Sabemos que para entender a un amigo, a un compañero de trabajo que hace cosas que nos parecen raras, hay que conocerle un poco, interesarse por su historia de vida, su salud, sus miedos, problemas, sus sueños, sus debilidades y virtudes. Puede que después de conocerle un poco mejor, sigamos sin comprenderle, pero al menos lo hemos intentado, ¿eh? Creo que igual pasa con los países en los que vivimos siendo expats, hay que interesarse un poco por las raíces de la tierra que pisamos y nos da de comer. Creo que no hay peor cosa que un expat que critica su nueva casa sin querer entenderla, ni acoplarse a ella. ¡Hay que intentarlo! Y con los húngaros sí que lo he intentado, sobre todo por aquello de que mi sangre es 50% de aquí y tengo una hija 75% húngara.
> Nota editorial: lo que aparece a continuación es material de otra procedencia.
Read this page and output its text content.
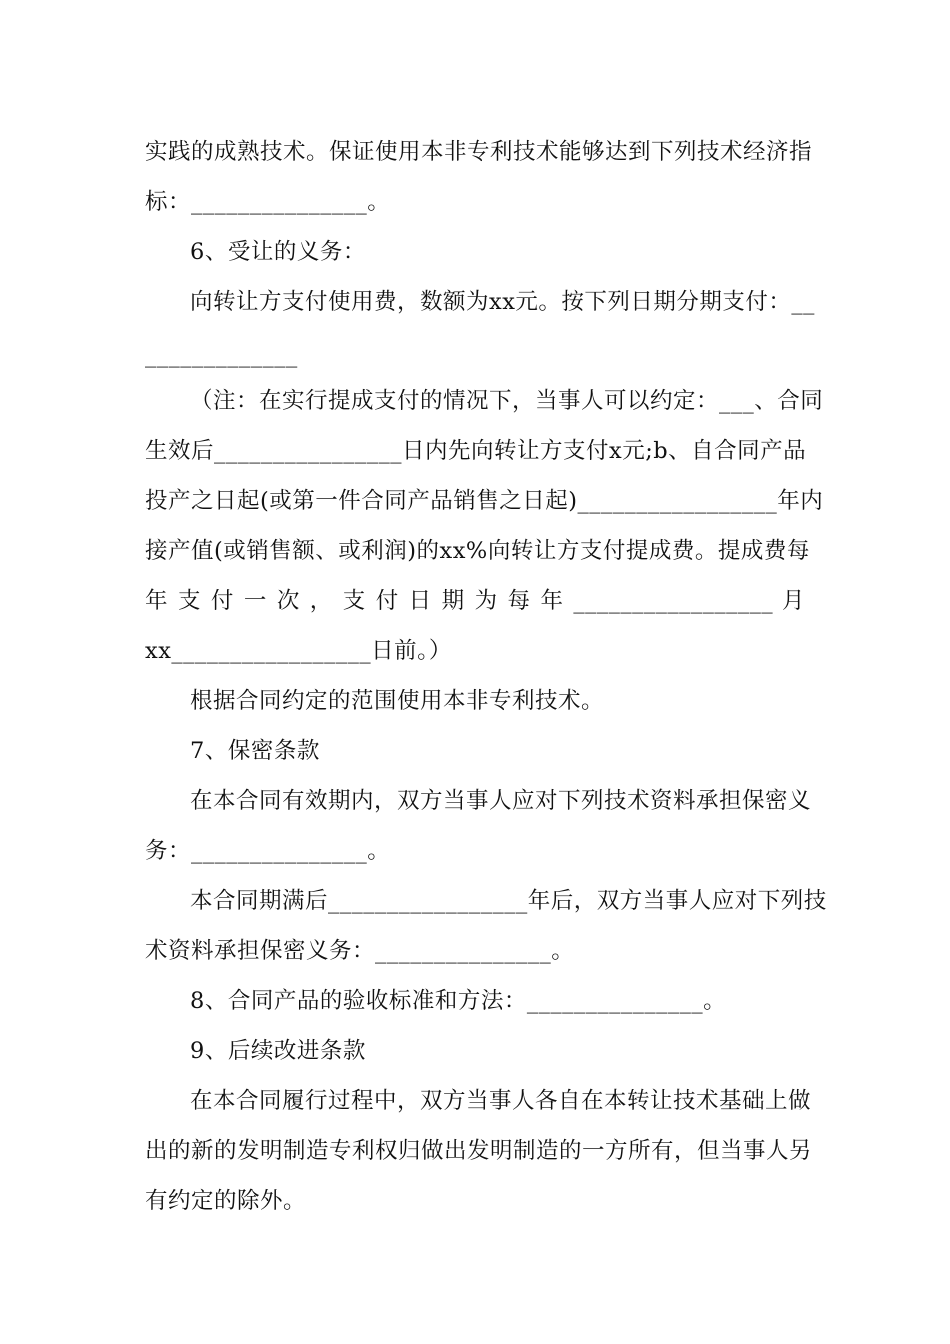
实践的成熟技术。保证使用本非专利技术能够达到下列技术经济指
标：_______________。
6、受让的义务：
向转让方支付使用费，数额为xx元。按下列日期分期支付：__
_____________
（注：在实行提成支付的情况下，当事人可以约定：___、合同
生效后________________日内先向转让方支付x元;b、自合同产品
投产之日起(或第一件合同产品销售之日起)_________________年内
接产值(或销售额、或利润)的xx%向转让方支付提成费。提成费每
年 支 付 一 次 ， 支 付 日 期 为 每 年 _________________ 月
xx_________________日前。）
根据合同约定的范围使用本非专利技术。
7、保密条款
在本合同有效期内，双方当事人应对下列技术资料承担保密义
务：_______________。
本合同期满后_________________年后，双方当事人应对下列技
术资料承担保密义务：_______________。
8、合同产品的验收标准和方法：_______________。
9、后续改进条款
在本合同履行过程中，双方当事人各自在本转让技术基础上做
出的新的发明制造专利权归做出发明制造的一方所有，但当事人另
有约定的除外。
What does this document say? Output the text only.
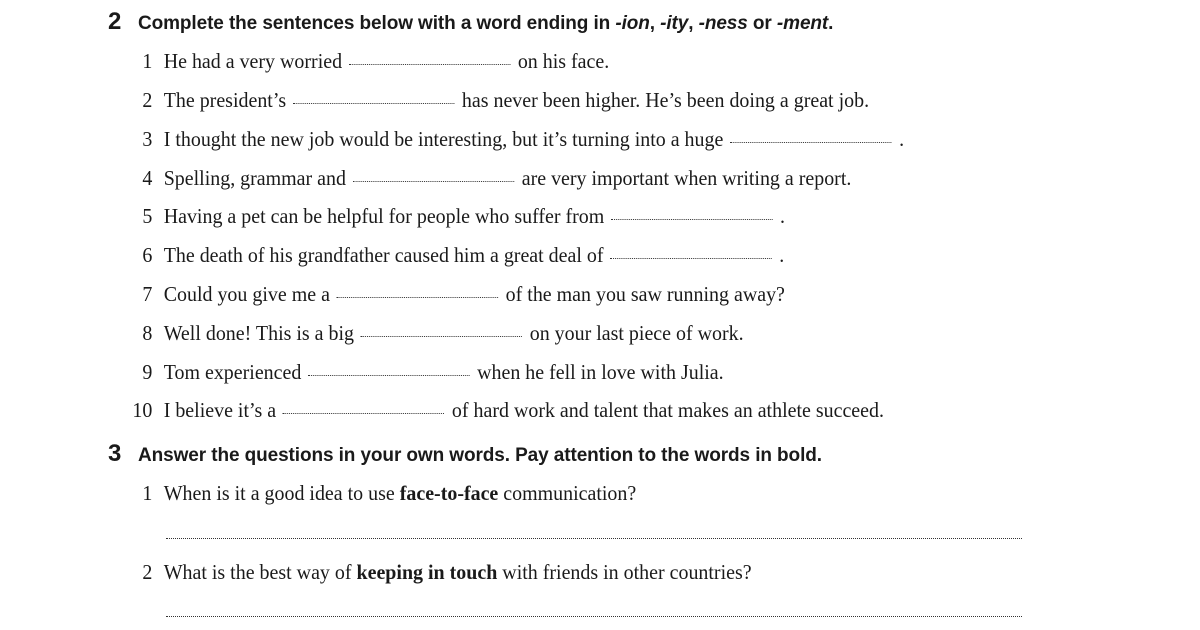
2 Complete the sentences below with a word ending in -ion, -ity, -ness or -ment.
1 He had a very worried	on his face.
2 The president’s	has never been higher. He’s been doing a great job.
3 I thought the new job would be interesting, but it’s turning into a huge	.
4 Spelling, grammar and	are very important when writing a report.
5 Having a pet can be helpful for people who suffer from	.
6 The death of his grandfather caused him a great deal of	.
7 Could you give me a	of the man you saw running away?
8 Well done! This is a big	on your last piece of work.
9 Tom experienced	when he fell in love with Julia.
10 I believe it’s a	of hard work and talent that makes an athlete succeed.
3 Answer the questions in your own words. Pay attention to the words in bold.
1 When is it a good idea to use face-to-face communication?
2 What is the best way of keeping in touch with friends in other countries?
Cómo es entonces la negatividad a la húngara. Pues la cosa va más o menos así: los húngaros se quejan de la mañana a la noche de TODO. Si el cielo está azul y el día divino entonces dicen: “¡Qué mierda ir a trabajar con un día tan bonito!”. Si les han aumentado el sueldo: ¡Joder, en Alemania a alguien que hace mi trabajo le pagan el doble! Están remodelando X línea de tranvía para hacerlo más moderno: ¡No soporto el ruido de estas máquinas, no entiendo para que tenían que cambiar esto, estaba muy bien como estaba! -esa misma persona posiblemente se sube al metro y critica los vagones viejos, pero si los cambian también se queja-.   Así todos los días de dios, desde los buenos días hasta la buenas noches cualquier cosa que pase -por buena que sea- saben transformarla en una desgracia. Y quizá para mí, con un corazón salsero y unos ojos llenos de Mar Caribe, lo más terrible de todo sea ver que no tienen fe en el futuro, ni esperanza, ni siquiera ganas de intentar hacer las cosas distintintas, porque antes de empezar a luchar se dan por derrotados. Y así, sin azúcar (de la de Celia Cruz) no se puede vivir feliz. ¿Será por eso que comen los húngaros tantos dulces?

Negatividad a la húngara

¿Y si son artistas para transformar lo bueno en desgracia, cómo hacen para ser maestros de la felicidad al mismo tiempo? Pues muy sencillo, entre tanta negatividad nace por oposición y como mecanismo de sobrevivencia un fuerte deseo de ser distinto, nace la necesidad imperiosa de ser feliz a pesar del entorno. De alguna manera y a pesar esta cultura que parece rechazar a quien sonríe por sonríer y de la desconfianza que generan (en los locales) aquellas personas que dicen estar bien o ser felices, la necesidad de disfrutar de los días soleados o de abrazar el progreso que traen los nuevos tranvías acaba por triunfar en algunos corazones, porque si no esto acabaría en un suicido masivo a orillas del Danubio. Así que sí, sí hay unos cuantos húngaros muy positivos, aunque son contados y resulte muy difícil de verlos, pero sí que los hay. Mi marido, por ejemplo.

Un abrazo desde Budapest
Creative Commons License
Negatividad a la húngara by madrexilio is licensed under a Creative Commons Attribution-NonCommercial-NoDerivs 4.0 Internacional
Based on a work at http://mamaexpatriada.com
Permissions beyond the scope of this license may be available at http://mamaexpatriada.com
share
22 Responses
  • nuria
    Mayo 18, 2015

    Jaaajajajajja!! Vaya! para uno que hay y ya está pillao!!! 😀 qu¡e suerte la tuya! 😉
    Me ha gustado mucho tu post!! Un d¡ia tengo que hablar yo del miedo de los alemanes…
    Un beso.

    • madrexilio
      Mayo 19, 2015

      Me alegra mucho que te haya gustado. Gracias por la visita. Te mando un beso y espero leer pronto ese post sobre los alemanes y sus miedos 🙂

  • Loque
    Septiembre 30, 2014

    Yo también he conocido mucha gente negativa por estos lares, en plan “me ha tocado la lotería” Uuuuy, ten cuidado, a ver si te van a robar, habrá que ver cuánto te retiene Hacienda, ese dinero se te irá enseguida….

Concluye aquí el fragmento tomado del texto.